Si realizzano finalmente le parole di cui attendevamo disperati il compimento: «Dio stesso sarà con loro; e asciugherà ogni lacrima dagli occhi loro, e la morte non sarà più; né ci saran più cordoglio, né grido, né dolore, perché le cose di prima sono passate» (Apocalisse 21:4).
 
Oh! Se potessimo contemplare più spesso l'eternità...
 
«Follia», diranno alcuni. La fede è fatta di queste follie. Si tratta di credere o di non credere. Non credo soltanto alle cose verosimili, credo a ciò che mi dice il mio Dio.
Si obietterà ancora: «È facile pronunciare belle parole dinanzi a coloro che piangono! », «non vi ascolteranno!». Pertanto mi rivolgo proprio a loro. E so che mi ascolteranno. Poiché non parlo d'immaginazioni umane, ma riferisco la promessa divina!
Dunque la morte è un'intrusa. Le Scritture dicono ch'essa è il salario del peccato (Romani 6:23), che per mezzo del peccato essa è entrata nel mondo e si è estesa su tutti gli uomini (Romani 5:12).

È un'ingiustizia, direte voi, dover subire questa pena ereditaria senza averla voluta!... In realtà non è tanto la morte che ricevo dai miei padri (la Scrittura dice in qualche passo che certi profeti d'altri tempi, per aver camminato fedelmente con Dio, non l'hanno conosciuta affatto) ma la tendenza morbosa verso il peccato. Così ogni volta che mi abbandono al peccato (a cui cedo volentieri perché mi attira), esso opera per la mia distruzione.
Questa è la fede cristiana: la morte non è un fatto naturale. La morte è un accidente che viene a turbare il progetto divino dell'armonia e della bontà.
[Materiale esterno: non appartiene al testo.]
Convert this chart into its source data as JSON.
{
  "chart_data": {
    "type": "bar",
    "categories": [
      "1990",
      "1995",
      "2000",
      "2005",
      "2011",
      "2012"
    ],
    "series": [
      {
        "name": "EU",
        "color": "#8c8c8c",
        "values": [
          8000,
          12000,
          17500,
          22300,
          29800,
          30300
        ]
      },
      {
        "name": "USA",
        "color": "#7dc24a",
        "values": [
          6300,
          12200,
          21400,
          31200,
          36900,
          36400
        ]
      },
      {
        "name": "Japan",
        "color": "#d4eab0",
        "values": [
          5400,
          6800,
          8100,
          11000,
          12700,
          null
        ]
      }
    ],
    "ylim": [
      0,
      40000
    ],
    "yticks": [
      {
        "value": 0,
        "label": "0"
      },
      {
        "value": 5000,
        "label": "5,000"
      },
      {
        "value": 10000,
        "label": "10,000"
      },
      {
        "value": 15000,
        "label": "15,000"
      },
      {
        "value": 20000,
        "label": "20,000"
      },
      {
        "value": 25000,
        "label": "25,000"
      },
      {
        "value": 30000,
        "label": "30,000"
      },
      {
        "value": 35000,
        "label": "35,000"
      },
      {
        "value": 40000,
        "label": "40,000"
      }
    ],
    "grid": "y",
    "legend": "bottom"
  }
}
Da allora, per vincere la morte, mi abbandono alla sapienza del mio Dio. Accetto, perché vedo al di là di questa vita. Credo che se la morte fosse stata un male definitivo Dio, nella sua bontà, non l'avrebbe tollerata per i suoi figliuoli. Credo che, per quanto malvagia nella sua essenza, essa possa perdere di colpo tutto il terrore che ci ispira. «O morte, dov'è la tua vittoria -esclama l'apostolo Paolo -o morte, dov'è il tuo dardo» (1 Corinzi 15:54, 55).

Non che io provi quest'angoscia fisica e morale all'avvicinarsi della mia morte o di quella dei miei cari. Piango, come anche Gesù ha pianto per il suo amico Lazzaro. Non ci si separa dai propri cari senza tormento. E noi stessi esitiamo dinanzi al grande salto. Ma infine, riavendomi, mi rimetto fiducioso come Gesù all'immenso piano del mio Padre Celeste: «Non la mia volontà, ma la tua» (Luca 22:42).
«Poiché questa è la volontà del Padre mio: che chiunque contempla il Figliolo e crede in Lui abbia vita eterna, e io lo risusciterò nell'ultimo giorno» (Giovanni 6:40).